During a meeting with journalists, major label group BPI heralded a “groundbreaking agreement” that would “significantly reduce illegal file-sharing” by drawing greater awareness to the issue of piracy. The agreement initially covers a three-month period, and it remains unclear exactly how many letters will be issued.
Also involved is the Department for Business, Enterprise and Regulatory Reform (BERR), and media regulator and competition authority Ofcom, part of a larger governmental role that first emerged in June. A total of six ISPs – BT, BSkyB, Virgin Media, Orange, Tiscali and Carphone Warehouse – have signed onto the memorandum of understanding (MoU).

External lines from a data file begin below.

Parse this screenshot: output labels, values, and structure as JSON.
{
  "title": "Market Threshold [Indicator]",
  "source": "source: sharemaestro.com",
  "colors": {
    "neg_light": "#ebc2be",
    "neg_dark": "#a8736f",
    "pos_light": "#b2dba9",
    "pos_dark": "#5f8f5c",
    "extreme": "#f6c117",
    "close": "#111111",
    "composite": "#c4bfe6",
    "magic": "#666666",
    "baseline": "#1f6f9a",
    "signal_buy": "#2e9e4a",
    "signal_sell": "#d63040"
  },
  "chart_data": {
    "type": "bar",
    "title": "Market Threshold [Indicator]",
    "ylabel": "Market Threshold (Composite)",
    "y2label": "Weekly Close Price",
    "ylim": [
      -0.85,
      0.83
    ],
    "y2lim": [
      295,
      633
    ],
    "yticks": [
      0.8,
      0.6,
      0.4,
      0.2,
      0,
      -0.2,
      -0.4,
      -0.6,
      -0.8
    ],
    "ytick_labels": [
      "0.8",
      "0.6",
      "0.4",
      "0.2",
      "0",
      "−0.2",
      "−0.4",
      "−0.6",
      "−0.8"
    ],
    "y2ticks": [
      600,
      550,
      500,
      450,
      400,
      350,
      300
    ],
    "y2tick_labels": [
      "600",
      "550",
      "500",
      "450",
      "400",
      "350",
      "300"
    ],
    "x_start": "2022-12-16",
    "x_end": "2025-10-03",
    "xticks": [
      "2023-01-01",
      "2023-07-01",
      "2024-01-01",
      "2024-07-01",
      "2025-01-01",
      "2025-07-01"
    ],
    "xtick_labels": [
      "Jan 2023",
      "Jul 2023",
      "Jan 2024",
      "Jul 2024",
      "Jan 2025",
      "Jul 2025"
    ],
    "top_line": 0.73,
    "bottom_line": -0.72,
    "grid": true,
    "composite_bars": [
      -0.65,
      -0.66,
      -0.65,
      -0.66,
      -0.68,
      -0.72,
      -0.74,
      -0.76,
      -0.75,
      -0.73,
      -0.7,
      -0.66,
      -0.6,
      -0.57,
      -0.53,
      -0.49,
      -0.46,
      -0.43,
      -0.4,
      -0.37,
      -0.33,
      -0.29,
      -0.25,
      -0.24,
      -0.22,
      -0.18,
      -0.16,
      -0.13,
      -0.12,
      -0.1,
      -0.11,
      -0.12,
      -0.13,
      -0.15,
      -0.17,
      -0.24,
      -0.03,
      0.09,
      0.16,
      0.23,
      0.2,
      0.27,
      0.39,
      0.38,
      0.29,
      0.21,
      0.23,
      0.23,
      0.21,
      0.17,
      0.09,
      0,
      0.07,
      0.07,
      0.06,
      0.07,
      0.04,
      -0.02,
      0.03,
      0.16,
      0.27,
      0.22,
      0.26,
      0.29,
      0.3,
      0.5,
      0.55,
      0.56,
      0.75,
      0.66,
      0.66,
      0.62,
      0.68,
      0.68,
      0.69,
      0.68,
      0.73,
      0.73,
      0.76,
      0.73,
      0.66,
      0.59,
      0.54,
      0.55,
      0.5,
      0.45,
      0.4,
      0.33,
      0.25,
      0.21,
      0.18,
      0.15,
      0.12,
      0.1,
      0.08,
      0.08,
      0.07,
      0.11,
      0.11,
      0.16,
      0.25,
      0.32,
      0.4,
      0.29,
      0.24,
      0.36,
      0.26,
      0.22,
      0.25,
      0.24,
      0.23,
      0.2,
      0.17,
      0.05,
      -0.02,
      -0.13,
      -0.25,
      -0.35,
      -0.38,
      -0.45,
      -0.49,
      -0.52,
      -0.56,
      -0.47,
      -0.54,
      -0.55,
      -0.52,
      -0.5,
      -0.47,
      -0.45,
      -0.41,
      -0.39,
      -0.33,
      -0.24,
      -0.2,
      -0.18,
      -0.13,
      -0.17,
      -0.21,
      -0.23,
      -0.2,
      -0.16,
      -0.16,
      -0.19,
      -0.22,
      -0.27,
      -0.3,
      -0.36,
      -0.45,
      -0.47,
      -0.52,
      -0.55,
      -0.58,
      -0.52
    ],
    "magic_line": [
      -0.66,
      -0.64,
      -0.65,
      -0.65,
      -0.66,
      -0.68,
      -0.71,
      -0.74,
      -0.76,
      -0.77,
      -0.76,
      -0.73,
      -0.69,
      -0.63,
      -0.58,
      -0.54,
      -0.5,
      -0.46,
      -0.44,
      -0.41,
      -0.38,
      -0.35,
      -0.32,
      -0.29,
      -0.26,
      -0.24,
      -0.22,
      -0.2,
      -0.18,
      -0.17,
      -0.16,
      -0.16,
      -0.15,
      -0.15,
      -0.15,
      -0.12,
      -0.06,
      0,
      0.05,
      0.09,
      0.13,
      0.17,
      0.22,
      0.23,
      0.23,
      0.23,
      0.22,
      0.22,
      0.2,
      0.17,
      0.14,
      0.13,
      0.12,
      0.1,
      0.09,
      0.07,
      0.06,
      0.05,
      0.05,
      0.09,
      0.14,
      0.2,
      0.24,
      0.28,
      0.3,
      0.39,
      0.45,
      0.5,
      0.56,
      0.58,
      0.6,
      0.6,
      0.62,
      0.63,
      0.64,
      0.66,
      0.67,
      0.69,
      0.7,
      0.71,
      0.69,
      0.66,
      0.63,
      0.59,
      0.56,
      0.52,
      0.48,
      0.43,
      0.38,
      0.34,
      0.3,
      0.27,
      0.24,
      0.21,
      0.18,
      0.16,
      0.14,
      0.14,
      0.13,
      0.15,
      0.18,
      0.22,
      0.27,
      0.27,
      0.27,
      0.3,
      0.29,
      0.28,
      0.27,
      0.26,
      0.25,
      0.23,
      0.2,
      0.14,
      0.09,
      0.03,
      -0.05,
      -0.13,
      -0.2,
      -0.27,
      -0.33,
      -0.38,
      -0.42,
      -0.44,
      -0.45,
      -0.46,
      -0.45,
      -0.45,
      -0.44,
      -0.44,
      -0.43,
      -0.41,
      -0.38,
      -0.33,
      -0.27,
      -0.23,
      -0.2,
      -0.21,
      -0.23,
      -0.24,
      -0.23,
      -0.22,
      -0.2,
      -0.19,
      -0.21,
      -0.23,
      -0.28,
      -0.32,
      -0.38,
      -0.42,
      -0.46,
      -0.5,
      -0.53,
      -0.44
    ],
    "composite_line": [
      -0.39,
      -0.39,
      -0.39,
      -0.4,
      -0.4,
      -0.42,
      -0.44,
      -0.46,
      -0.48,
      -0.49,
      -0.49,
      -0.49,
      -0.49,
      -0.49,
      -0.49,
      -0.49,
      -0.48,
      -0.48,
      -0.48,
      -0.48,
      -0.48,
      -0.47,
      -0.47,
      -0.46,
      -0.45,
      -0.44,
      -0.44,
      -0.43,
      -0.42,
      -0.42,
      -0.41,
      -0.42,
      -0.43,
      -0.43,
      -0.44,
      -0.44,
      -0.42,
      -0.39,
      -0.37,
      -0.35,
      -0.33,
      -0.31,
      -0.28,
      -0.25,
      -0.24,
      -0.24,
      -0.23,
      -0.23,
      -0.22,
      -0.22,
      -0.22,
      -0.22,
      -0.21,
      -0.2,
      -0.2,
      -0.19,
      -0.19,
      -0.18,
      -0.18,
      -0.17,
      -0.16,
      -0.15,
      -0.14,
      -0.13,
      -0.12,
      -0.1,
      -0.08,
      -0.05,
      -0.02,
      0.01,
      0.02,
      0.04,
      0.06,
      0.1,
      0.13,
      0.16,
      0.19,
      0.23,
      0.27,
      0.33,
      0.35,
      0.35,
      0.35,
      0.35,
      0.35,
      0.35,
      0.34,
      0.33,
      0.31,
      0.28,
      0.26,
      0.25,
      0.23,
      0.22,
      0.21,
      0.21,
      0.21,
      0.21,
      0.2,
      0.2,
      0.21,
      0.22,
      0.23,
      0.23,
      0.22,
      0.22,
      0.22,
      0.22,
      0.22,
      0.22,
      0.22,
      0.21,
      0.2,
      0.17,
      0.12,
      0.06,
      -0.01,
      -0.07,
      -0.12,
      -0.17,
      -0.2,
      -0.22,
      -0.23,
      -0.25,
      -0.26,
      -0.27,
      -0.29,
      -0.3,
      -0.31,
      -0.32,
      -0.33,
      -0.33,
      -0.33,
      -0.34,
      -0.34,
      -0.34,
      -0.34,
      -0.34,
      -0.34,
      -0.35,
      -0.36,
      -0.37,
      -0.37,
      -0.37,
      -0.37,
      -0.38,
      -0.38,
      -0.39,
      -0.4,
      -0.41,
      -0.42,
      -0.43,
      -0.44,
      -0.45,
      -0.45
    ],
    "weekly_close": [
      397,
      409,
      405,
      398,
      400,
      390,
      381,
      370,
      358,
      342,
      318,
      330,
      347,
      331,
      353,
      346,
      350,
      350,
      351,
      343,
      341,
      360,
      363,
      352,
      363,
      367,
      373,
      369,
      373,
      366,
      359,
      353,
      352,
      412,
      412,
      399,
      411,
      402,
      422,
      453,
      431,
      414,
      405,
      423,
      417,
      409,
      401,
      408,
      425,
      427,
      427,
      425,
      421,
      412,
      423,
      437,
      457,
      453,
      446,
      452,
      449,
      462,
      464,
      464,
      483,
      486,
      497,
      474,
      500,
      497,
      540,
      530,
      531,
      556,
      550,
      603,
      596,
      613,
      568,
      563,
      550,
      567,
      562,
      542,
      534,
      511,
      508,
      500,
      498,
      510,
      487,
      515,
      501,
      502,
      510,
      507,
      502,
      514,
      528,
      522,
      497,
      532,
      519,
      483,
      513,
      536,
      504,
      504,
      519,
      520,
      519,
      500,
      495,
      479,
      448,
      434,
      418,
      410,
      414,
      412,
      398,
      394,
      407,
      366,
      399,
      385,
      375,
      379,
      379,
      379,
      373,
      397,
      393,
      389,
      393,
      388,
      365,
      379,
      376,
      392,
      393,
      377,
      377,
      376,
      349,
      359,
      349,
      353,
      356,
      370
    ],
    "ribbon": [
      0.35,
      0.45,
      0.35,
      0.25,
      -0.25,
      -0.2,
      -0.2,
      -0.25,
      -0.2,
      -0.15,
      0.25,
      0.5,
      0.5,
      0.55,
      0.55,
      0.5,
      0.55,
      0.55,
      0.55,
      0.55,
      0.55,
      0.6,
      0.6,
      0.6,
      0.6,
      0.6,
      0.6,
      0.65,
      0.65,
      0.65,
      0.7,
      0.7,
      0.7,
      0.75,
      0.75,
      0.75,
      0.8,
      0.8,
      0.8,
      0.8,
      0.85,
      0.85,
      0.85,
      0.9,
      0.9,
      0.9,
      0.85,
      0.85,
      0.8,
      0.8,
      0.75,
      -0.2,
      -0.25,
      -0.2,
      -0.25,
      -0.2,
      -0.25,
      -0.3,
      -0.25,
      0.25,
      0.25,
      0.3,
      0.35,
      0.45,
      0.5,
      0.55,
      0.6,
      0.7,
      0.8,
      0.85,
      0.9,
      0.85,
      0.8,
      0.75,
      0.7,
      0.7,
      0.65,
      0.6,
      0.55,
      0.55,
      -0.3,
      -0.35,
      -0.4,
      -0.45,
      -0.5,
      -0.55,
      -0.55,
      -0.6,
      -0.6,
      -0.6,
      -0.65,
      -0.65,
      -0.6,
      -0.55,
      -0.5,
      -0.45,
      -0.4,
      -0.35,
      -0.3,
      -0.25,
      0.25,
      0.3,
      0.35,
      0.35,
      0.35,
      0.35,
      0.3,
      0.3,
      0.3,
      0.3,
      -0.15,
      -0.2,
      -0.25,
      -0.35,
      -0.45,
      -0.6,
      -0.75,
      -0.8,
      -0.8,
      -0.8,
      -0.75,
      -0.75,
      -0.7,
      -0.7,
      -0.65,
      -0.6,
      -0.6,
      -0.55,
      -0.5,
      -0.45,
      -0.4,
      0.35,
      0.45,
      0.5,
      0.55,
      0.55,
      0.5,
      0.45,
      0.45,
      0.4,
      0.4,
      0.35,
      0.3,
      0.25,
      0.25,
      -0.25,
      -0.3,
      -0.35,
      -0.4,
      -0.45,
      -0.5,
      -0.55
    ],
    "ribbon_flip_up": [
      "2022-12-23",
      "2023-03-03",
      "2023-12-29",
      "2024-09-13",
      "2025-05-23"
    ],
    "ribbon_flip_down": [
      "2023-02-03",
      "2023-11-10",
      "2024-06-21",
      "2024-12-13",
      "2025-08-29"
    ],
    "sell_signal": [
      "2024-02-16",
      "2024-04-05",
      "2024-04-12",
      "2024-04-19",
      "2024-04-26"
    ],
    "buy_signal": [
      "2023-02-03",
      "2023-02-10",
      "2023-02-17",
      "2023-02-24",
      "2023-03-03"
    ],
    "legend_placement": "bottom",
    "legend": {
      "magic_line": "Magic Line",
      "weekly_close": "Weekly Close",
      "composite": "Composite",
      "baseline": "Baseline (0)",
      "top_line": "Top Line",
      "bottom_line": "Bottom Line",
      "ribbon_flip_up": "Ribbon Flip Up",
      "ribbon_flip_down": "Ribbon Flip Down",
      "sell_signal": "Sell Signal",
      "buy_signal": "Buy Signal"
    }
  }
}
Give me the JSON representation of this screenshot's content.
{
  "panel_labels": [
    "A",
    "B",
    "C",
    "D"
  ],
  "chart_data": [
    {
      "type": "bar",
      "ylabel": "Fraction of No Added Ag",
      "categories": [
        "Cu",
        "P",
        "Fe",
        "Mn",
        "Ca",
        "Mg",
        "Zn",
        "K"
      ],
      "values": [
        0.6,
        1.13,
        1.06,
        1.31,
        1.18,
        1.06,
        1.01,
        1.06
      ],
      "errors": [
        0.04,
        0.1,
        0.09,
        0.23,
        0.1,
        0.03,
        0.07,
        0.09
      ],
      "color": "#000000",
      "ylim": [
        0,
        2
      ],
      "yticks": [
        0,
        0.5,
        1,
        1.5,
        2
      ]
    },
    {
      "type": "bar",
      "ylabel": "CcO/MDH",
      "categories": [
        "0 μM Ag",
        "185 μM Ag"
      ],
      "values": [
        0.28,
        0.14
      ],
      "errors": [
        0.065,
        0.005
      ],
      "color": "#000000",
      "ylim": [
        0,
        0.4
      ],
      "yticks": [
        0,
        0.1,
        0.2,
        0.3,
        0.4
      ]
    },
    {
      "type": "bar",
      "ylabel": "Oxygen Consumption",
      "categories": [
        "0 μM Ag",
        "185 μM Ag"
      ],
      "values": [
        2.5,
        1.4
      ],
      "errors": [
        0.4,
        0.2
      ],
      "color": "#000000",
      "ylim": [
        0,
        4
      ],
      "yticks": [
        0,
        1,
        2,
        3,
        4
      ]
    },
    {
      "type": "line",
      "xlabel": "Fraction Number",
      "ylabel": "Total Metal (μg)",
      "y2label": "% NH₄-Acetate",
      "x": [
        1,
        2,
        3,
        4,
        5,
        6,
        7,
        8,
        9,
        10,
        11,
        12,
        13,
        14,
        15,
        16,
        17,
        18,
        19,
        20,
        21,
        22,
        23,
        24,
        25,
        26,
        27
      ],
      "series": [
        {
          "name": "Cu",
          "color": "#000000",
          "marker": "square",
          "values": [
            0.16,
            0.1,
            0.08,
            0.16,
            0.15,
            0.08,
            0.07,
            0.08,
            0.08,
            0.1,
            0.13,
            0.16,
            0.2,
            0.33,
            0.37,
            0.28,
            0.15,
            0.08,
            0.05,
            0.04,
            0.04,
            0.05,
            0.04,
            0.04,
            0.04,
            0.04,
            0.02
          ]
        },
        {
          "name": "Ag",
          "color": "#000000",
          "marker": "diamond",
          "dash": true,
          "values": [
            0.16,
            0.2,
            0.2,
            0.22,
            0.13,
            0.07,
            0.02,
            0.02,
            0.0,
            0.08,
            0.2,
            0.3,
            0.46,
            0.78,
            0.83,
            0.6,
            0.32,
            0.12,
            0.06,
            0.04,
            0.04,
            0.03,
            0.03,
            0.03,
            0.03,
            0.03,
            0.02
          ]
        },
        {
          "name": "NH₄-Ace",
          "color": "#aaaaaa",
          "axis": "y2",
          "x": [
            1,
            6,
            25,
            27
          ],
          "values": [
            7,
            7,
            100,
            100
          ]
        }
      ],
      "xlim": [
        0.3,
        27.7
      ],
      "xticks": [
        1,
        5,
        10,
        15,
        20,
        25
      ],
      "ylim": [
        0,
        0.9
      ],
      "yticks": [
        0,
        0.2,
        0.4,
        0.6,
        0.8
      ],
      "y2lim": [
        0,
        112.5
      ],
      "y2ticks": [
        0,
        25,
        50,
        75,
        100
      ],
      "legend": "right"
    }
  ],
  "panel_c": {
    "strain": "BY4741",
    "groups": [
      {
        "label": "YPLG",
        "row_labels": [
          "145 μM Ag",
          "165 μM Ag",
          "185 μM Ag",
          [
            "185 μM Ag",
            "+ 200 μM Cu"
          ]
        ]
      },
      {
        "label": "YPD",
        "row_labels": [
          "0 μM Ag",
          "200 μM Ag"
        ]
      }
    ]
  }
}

Of those, Virgin Media has already been sending letters to subscribers. That campaign, a joint effort with the BPI, quickly grabbed negative attention after suspected subscribers were threatened with disconnection.
That caused some backtracking by Virgin, though the BPI pointed to a plan that actually includes account termination for repeat offenders. “The possibility of account suspension, and the ultimate sanction of contract cancellation, would follow for those customers who choose to continue file-sharing illegally, despite receiving that advice,” a representative affirmed.
That sounds like three-strikes, though ISPs only appear committed to the informational and educational aspects of the plan, according to continued statements. The result is an agreement that lacks bite, though the groups could forge policies for dealing with the most egregious offenders.
Beyond letter-writing, the BPI also pointed to a broader commitment to combat internet piracy and construct more legal alternatives, though specifics were not detailed. “This MoU represents a significant step forward, in that all ISPs now recognize their responsibility to help deal with illegal file-sharing,” said BPI chief executive Geoff Taylor.
What else? In the call, the BPI denied that any discussions or plans surround a broader, ISP-level charge for access to recordings. That has been floated as a possibility within broader industry discussions, though the BPI remains against that plan.